Either Democratic Alliance deputy leader Joe Seremane is a new South African who refuses to acknowledge race, or else he is an archetypical victim of apartheid crying out for sessions on black consciousness.
Seremane projects himself as one completely exhausted by the politics of race and who, therefore, will not debate whether the DA is doing enough to attract blacks to its ranks or should be concerned that it is losing so many.
Seremane says the irrelevance of race confronted him when, while he was imprisoned on Robben Island for Pan Africanist Congress activities, he received information that his sister was getting married to a white Dutchman.
“I reflected on my own rhetoric and said: ‘Joe, you want to cut the neck of every white person; and there is your sister who is going to have coloured children.’ I started thinking why the struggle should be about power and not about race.”
At the moment, it is not easy being Joe Seremane. As the only senior black in a party whose efforts to woo blacks have only resulted in recruits who have dumped it because of both their disillusionment and the attraction of better perks in the African National Congress, Seremane is considered an Uncle Tom by disgruntled former DA members.
Other blacks who have ditched the DA say he is a lame-duck deputy, who is constantly overruled by white juniors. And that mud sticks. You can see the lump in his throat.
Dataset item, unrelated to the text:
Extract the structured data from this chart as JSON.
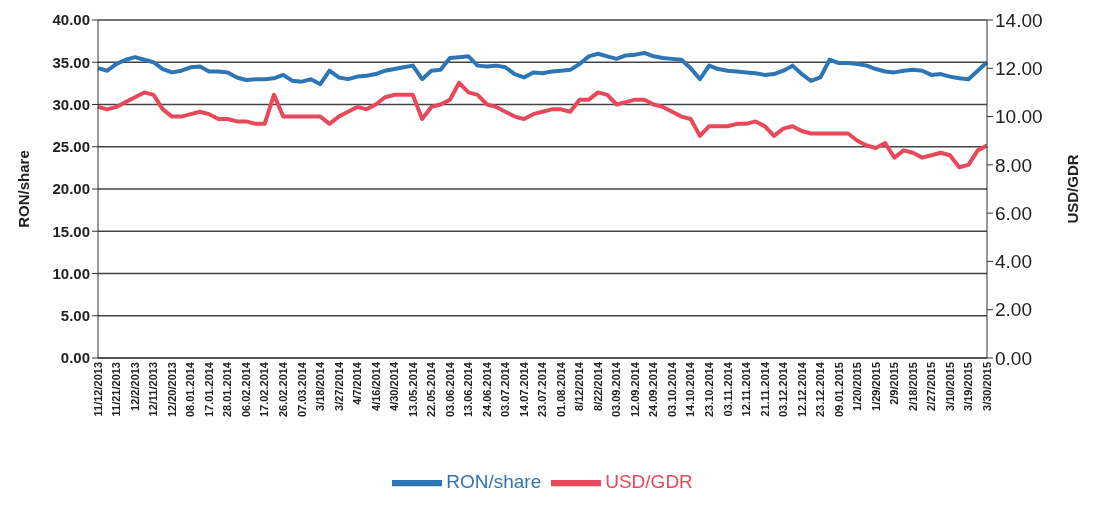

“Our people are quick to marginalise and condemn fellow blacks but they do not show similar energies when they attack other races,” he says.
Seremane, who grew up in Randfontein in Gauteng, objects to discussing race numbers in the DA. When it is pointed out to him that the party can hardly hope to ascend into power if it does not actively lobby black support, Seremane says he does not understand why they must shoulder the blame.
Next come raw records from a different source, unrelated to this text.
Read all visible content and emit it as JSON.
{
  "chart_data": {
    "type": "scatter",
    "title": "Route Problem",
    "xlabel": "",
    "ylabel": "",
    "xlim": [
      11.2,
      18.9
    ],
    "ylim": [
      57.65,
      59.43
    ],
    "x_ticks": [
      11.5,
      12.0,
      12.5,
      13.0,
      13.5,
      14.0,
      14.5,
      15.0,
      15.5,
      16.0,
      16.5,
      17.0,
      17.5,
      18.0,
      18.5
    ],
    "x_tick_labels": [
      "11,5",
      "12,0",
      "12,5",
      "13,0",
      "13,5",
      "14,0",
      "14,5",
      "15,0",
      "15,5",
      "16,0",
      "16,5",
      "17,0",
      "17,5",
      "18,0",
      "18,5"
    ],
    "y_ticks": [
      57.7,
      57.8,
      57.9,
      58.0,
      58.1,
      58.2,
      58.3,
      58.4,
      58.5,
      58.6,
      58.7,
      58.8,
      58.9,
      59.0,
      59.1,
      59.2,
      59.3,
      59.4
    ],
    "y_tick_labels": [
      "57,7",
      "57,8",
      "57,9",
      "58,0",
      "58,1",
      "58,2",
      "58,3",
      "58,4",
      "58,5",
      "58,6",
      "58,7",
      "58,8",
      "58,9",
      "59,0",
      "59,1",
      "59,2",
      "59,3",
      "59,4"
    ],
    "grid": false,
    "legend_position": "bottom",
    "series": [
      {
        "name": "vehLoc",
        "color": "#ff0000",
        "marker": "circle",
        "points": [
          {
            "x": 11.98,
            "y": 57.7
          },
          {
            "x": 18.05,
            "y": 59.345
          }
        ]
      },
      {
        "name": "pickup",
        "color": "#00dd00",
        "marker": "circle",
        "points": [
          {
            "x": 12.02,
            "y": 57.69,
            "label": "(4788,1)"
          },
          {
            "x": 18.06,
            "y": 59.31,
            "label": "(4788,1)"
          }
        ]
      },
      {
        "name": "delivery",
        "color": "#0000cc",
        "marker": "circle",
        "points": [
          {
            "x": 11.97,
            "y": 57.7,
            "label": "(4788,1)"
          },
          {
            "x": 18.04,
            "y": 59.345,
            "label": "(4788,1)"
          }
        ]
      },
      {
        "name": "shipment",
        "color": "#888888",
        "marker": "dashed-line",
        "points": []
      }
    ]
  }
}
“If the DA does not become a non-racial party, it will be because South Africans are refusing to deracialise politics. It will be because South Africans are still chained to their apartheid past. And, mark my works, 20 years down the line, we will have another race war.”
Should the DA look for a black leader to boost its credibility?
“Look, if current leader Tony Leon goes, he must leave because we have found a better leader. What they look like, I don’t care,” he adds.
Seremane says it is foolhardy to argue that the DA culture alienates new black recruits, arguing that every political party fights the same problem because of the previously divided South African society.
“The ANC is predominantly black and the DA perhaps too white, so the predominant culture will prevail.” Seremane then goes on to decry the lack of humanity among blacks towards each other, pointing to tribalism in the ANC, which he says has resulted in marginalisation of non-Xhosas in ANC offices and government positions.
“Don’t tell me about ubuntu when you can’t produce the remains of my brother,” he shouts.
Seremane’s brother, Timothy, a former Umkhonto weSizwe soldier, was killed by ANC commanders in Quatro, Luanda, Angola, after he was accused of being an apartheid spy in 1982.
But Seremane says it is not true that his brother’s death explains his hatred for the ANC. Seremane is himself a former member of the radical ANC Youth League of the 1950s. He then joined the militant PAC because it promised immediate mass action against white rule.
“The PAC answered many young people’s dream. We were tired of the ANC that made fiery speeches over the weekend but returned us to slave conditions on Monday.”
He was sentenced to five years for PAC activities, which he spent on Robben Island from 1963 to 1969. After that, he was banished to Mafikeng in Bophuthatswana because he was Tswana-speaking.
Seremane joined the Democratic Party in 1994 because he wanted strong opposition for the ANC.